Neotel is to invest R20-million in the South African leg of the new 15 000km Seacom cable set to connect South Africa to East African countries, Europe and later India and China as well.
The cable will be funded by private equity investors to the tune of $650-million.
“We are particularly excited that the South African investors in Seacom have a 50% stake, making this cable one of the country’s success story," says Ajay Pandey, MD of Neotel.
Neotel, which is majority owned by South Africans with 19% held by broad-based BEE investors, will invest the R20-million towards the cable landing station and all facilities within the South African territory.

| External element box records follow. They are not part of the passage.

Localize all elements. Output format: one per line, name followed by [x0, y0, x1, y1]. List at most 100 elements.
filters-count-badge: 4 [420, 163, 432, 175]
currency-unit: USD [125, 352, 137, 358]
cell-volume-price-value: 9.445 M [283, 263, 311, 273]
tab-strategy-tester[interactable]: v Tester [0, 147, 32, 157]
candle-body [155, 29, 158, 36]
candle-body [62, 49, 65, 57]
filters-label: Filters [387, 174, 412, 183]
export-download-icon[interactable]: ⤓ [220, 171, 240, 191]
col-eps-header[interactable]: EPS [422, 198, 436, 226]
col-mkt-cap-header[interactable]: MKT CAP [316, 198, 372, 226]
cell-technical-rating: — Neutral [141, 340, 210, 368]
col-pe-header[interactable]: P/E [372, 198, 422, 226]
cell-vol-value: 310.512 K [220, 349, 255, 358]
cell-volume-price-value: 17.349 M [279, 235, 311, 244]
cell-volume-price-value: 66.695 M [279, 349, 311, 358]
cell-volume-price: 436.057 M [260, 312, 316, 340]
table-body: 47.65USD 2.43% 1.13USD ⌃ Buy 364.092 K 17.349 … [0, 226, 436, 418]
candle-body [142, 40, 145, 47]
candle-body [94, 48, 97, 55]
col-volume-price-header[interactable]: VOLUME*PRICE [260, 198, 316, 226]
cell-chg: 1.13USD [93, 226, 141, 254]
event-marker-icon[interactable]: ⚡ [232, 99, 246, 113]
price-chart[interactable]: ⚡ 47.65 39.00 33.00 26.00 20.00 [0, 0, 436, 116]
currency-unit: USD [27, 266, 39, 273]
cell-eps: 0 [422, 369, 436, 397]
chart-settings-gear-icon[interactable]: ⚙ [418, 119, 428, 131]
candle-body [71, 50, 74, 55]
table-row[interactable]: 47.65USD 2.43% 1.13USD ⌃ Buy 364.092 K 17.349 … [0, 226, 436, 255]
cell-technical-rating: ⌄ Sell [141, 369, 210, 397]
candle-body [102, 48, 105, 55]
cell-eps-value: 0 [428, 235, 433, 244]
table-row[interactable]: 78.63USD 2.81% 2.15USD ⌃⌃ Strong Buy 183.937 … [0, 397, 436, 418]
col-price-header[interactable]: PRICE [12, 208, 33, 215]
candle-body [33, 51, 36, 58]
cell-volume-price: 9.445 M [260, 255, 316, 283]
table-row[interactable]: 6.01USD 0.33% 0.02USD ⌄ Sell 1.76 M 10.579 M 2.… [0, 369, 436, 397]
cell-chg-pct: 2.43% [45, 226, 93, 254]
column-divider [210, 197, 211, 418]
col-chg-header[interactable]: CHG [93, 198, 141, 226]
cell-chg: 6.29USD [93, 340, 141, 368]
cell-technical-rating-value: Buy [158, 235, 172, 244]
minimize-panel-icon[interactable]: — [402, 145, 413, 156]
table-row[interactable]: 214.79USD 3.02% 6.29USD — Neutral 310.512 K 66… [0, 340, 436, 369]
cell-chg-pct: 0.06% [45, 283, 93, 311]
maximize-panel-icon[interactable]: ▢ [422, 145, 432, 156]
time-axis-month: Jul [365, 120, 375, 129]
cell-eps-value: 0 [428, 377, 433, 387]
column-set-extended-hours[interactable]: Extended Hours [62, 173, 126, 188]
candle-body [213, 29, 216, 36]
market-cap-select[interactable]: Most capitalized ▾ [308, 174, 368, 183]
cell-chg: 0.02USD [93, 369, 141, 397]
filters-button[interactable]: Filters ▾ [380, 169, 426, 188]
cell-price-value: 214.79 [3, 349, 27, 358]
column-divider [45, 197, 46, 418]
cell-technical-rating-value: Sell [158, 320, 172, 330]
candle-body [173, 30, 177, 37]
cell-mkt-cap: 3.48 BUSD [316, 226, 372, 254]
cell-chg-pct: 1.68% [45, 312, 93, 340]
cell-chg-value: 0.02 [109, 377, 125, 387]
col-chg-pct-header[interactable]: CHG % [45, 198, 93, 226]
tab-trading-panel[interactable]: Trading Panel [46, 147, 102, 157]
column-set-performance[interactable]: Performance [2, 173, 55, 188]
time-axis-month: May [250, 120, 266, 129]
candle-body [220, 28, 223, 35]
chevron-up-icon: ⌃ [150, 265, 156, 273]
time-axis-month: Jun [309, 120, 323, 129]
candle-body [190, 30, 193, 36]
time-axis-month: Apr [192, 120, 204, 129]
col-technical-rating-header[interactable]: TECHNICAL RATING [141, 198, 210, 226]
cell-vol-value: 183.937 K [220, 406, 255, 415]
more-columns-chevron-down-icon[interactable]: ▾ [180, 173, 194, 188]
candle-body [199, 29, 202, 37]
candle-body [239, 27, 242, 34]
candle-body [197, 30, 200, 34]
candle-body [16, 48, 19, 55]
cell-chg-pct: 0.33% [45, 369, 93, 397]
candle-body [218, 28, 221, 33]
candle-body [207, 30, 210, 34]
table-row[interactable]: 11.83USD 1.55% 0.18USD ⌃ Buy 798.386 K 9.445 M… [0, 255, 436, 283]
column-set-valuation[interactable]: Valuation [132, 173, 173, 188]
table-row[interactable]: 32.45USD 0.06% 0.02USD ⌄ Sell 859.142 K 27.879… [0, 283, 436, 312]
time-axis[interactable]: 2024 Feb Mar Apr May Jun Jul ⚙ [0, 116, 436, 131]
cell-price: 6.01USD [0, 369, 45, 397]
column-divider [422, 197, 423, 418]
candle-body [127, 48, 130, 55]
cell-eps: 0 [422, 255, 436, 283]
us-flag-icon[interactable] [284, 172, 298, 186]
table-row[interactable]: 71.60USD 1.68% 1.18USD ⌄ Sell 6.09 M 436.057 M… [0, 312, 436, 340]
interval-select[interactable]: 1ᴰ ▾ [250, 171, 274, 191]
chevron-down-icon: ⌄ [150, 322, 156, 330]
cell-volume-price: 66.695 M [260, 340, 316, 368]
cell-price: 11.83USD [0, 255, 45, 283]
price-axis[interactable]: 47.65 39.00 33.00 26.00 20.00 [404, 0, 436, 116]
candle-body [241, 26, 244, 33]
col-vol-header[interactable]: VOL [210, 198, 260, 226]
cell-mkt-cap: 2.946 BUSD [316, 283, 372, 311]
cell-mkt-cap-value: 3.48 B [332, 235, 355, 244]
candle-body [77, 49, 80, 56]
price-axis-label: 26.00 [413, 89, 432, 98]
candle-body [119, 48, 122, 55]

In addition, Neotel will operate the facilities on an open access basis thus stimulating the country’s international bandwidth market.
"Neotel remains committed to a new era in the telecoms industry of South Africa where access to international bandwidth will not be as constrained,” says Pandey.
Seacom’s System has a design capacity of a 1,28Tbps, which is approximately 10-times of the current capacity of the SAT-3 cable.
The system is planned to be commissioned and ready for service during 2009.
According to Business Day, the $650-million in private equity investment is led by Venfin with a $75-million investment and 25% stake in the cable.
Shanduka is pumping in $37,5-million for a 12,5% stake and Convergence Partners get another 12,5% for $37,5-million.
Nedbank Capital and Investec are financing the project.